Sonic Automotive Inc. is the fifth-largest auto dealership in the United States, with other 100 locations representing 24 brands across the country. Despite its wide reach, Sonic’s fourth-quarter results missed analysts’ estimates. Addressing its Q4 miss, Dyke noted that the past quarter has been rough on brands such as BMW, which has a number of dealerships in California — a region that houses Tesla’s headquarters and arguably the largest market for the Model 3 in America.
Responding to an inquiry from Morningstar analyst David Whiston, who asked if the rise of the Model 3 was a factor in the headwinds faced by BMW last quarter, Dyke candidly admitted that “there’s no question” the electric sedan played a major role in the challenges faced by the German carmaker. The Sonic Automotive president also noted that despite Tesla’s shortcomings, the company just keeps selling cars.
“There’s no question. I mean — they’re calling out to sell well over 300,000 cars this year; they sold a lot of cars last year. I can tell you that I’ve spent a lot of time in manufacturer meetings, and five years ago, Tesla was just not even a real big topic. And today, it’s the top of everybody’s board, and it needs to be. They’re selling a lot of cars.

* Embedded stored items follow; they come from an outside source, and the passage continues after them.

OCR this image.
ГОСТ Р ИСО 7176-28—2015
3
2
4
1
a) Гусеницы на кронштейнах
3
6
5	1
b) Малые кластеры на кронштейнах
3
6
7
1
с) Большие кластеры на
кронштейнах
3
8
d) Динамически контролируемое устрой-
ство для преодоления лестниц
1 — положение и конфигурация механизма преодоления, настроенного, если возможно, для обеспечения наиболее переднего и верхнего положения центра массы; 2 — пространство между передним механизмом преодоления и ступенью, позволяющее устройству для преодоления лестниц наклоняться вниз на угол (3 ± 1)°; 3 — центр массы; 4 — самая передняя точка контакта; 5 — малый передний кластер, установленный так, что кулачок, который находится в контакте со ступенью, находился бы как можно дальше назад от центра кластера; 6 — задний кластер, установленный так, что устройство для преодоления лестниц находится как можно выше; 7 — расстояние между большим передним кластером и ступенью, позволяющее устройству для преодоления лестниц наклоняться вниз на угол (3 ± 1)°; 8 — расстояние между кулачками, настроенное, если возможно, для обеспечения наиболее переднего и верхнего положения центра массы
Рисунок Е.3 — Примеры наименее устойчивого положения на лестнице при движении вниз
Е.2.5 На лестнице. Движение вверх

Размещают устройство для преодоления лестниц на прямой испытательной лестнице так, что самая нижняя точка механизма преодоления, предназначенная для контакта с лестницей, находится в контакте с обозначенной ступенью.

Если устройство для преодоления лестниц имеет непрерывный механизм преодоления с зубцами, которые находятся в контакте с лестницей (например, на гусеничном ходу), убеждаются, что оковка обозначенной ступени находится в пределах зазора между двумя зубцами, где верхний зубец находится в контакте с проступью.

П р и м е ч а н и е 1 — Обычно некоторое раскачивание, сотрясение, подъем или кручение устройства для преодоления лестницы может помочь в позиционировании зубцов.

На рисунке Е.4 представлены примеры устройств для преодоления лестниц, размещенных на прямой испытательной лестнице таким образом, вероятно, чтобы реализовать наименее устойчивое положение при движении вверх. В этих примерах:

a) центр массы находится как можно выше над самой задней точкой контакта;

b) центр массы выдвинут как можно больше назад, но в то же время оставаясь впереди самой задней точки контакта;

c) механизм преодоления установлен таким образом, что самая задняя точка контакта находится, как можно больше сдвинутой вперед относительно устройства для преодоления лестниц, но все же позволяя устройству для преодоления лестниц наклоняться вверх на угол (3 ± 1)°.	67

“And until BMW — I think Audi is really doing a good job coming out with products — but until the manufacturers come with the line-up to deal with them, you can say all you want about their service problems and all of this; they’ll just keep selling more cars. My hat’s off to them — they’re selling a lot of cars, and there is no question in California that it’s getting in our shorts.”
Credit must be due to the Sonic Automotive Inc. president for recognizing the inconvenient truth that is Tesla and the disruption being brought about by the rise of the Model 3. Over the past year, Tesla transitioned from a company that could barely produce 2,000 Model 3 a week to a carmaker that delivered more than 140,000 units of the electric sedan by the end of 2018. Also notable is that the Model 3 made such an impact in the United States despite the country usually preferring larger vehicles like pickups and SUVs over passenger cars.
With even more affordable Model 3 variants in the horizon, such the still-elusive $35,000 base variant, established dealers such as Sonic Automotive and brands such as BMW might see even more challenging times ahead.